A. El texto nos dice dos cosas sobre la gratitud:

1. Debe ser una actitud constante que no dependa de las circunstancias. Es decir, soy agradecido en todo suceso de mi vida sea este a mí parecer bueno o malo. 

El Salmo 34:1 es muy parecido este nos insta a bendecir (agradecer) a Dios en todos los momentos y a tener una actitud de alabanza constante

El Salmo 145: 1 – 2 también nos motiva a tener una constante actitud de alabanza en nuestra vida.

2. Esta actitud de agradecimiento es lo que Dios quiere de mí como hijo suyo.
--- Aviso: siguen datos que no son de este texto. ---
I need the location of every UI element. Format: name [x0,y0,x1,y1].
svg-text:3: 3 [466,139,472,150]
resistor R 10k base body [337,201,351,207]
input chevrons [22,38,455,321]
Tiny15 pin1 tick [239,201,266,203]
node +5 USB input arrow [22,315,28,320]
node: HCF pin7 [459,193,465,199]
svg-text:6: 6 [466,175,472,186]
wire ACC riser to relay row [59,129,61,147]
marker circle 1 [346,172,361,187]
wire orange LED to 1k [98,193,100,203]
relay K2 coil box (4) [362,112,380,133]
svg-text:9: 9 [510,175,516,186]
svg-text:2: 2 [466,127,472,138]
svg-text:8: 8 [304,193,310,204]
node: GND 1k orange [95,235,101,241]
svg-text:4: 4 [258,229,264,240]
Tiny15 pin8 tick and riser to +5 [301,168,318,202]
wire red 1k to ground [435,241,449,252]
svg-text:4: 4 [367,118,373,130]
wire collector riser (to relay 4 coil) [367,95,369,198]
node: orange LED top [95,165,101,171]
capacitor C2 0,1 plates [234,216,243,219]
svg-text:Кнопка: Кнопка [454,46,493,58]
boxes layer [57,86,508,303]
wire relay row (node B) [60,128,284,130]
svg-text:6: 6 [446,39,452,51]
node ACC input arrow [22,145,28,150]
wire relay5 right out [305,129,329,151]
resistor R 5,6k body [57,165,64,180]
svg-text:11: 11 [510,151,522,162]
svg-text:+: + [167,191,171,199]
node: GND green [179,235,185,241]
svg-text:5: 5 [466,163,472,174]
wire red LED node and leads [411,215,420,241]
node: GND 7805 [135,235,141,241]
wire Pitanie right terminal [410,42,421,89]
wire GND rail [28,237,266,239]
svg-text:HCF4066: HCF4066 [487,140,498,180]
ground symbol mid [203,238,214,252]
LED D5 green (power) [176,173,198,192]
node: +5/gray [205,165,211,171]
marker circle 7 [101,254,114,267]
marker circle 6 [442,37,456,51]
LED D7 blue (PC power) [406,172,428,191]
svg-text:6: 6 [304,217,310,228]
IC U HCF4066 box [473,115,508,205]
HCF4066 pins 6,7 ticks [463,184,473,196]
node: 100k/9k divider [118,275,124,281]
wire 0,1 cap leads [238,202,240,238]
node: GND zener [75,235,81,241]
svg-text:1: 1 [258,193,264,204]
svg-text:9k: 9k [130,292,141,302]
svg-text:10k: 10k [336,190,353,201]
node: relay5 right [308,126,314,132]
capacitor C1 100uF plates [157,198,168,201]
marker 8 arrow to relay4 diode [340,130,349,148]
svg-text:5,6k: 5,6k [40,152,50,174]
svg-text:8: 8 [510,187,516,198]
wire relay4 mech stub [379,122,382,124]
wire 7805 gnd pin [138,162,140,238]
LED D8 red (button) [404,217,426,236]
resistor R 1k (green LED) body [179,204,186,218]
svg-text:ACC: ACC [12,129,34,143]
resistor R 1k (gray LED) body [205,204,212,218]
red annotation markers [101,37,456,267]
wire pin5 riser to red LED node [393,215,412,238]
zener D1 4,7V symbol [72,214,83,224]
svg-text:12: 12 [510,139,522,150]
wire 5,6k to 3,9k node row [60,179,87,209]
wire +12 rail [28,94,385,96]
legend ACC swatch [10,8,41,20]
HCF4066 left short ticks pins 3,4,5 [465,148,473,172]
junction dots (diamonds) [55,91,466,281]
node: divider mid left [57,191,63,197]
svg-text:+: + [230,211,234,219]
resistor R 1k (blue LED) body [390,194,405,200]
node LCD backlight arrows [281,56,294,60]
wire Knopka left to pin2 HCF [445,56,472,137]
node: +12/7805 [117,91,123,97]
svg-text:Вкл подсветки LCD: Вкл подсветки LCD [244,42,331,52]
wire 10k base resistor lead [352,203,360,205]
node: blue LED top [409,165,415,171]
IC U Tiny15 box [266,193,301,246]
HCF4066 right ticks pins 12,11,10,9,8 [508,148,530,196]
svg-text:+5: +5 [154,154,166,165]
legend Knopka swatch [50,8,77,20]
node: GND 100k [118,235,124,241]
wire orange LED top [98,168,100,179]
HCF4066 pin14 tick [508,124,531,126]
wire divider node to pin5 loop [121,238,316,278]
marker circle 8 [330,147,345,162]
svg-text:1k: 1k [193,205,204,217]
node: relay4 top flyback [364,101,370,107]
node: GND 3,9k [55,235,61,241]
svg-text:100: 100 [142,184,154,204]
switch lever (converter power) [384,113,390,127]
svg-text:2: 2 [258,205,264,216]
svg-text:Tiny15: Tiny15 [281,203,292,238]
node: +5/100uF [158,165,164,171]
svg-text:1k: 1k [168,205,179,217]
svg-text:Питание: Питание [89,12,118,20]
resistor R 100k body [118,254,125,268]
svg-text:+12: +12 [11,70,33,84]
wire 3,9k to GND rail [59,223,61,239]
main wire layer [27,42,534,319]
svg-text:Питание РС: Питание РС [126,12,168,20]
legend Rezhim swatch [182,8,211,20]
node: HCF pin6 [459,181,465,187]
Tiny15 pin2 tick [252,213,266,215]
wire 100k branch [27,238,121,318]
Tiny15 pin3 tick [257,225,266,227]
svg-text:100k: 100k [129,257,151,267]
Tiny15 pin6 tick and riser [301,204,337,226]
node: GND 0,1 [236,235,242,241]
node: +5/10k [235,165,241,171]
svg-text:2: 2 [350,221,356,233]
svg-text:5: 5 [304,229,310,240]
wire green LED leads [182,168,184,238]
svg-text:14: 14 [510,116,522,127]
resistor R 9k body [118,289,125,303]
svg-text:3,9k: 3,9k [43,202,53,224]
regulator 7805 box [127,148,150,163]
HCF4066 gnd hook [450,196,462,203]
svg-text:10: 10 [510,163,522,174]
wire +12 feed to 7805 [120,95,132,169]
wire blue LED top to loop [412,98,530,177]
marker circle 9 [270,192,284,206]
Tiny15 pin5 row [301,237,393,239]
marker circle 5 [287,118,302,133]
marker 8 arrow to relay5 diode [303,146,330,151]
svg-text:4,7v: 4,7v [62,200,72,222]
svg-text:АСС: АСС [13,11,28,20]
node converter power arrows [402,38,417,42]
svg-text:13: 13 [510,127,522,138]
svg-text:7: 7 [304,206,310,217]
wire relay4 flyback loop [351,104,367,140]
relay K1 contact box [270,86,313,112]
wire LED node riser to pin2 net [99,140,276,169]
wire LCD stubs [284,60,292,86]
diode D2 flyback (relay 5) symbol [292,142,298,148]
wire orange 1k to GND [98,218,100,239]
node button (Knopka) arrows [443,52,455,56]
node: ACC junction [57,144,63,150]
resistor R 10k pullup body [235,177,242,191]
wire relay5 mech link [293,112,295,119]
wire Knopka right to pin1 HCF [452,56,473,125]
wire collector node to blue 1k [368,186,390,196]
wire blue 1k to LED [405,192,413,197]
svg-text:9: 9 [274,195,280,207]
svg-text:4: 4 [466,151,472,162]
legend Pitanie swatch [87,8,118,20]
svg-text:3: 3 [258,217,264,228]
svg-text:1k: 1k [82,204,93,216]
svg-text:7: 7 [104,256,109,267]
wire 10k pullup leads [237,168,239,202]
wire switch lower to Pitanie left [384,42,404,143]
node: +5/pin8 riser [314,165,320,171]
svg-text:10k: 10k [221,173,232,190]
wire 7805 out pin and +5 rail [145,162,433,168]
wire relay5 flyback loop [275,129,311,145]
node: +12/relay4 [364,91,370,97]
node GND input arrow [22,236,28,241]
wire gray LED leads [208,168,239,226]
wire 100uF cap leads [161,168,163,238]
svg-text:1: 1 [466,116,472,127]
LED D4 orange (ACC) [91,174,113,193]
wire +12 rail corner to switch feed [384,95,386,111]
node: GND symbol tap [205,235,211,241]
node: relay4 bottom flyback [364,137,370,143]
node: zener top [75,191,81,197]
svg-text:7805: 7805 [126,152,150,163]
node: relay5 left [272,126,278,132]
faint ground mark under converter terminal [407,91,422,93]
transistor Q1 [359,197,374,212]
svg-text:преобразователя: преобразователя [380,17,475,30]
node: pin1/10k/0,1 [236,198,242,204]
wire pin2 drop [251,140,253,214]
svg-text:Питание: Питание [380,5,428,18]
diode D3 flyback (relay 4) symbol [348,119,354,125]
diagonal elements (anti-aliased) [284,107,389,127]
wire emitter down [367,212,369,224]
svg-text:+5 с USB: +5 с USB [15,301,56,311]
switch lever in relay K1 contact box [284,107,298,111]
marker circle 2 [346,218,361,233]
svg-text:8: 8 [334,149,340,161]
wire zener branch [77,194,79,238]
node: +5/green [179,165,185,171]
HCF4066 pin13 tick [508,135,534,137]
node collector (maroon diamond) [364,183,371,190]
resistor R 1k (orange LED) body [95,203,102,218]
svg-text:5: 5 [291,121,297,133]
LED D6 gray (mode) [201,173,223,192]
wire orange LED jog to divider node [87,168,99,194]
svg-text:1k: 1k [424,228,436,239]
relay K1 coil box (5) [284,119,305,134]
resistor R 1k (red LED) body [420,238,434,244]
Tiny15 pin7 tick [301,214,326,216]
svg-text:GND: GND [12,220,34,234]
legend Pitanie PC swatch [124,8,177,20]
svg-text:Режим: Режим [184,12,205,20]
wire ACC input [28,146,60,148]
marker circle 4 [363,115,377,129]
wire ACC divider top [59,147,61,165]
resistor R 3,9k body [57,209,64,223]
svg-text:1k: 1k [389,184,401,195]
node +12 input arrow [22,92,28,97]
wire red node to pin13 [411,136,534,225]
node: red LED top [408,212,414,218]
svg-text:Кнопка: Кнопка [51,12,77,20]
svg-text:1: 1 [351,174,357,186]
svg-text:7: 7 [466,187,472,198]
Los hijos de Dios son agradecidos

B. En este fin de año tomémonos un tiempo para recordar lo que este ha sido para nosotros y sin importar el resultado de dicha reflexión agradezcamos a Dios

II. DEBE SER ABUNDANTE (Col 2: 6 -7) 


A. Esto es un poco parecido a lo anterior pues este texto nos dice que nuestra acción de gracias a Dios debe ser ABUNDANTE. La palabra Griega para abundante aquí es PERISSEUO significa superabundar, ser mas que suficiente, desbordar, tener de sobra.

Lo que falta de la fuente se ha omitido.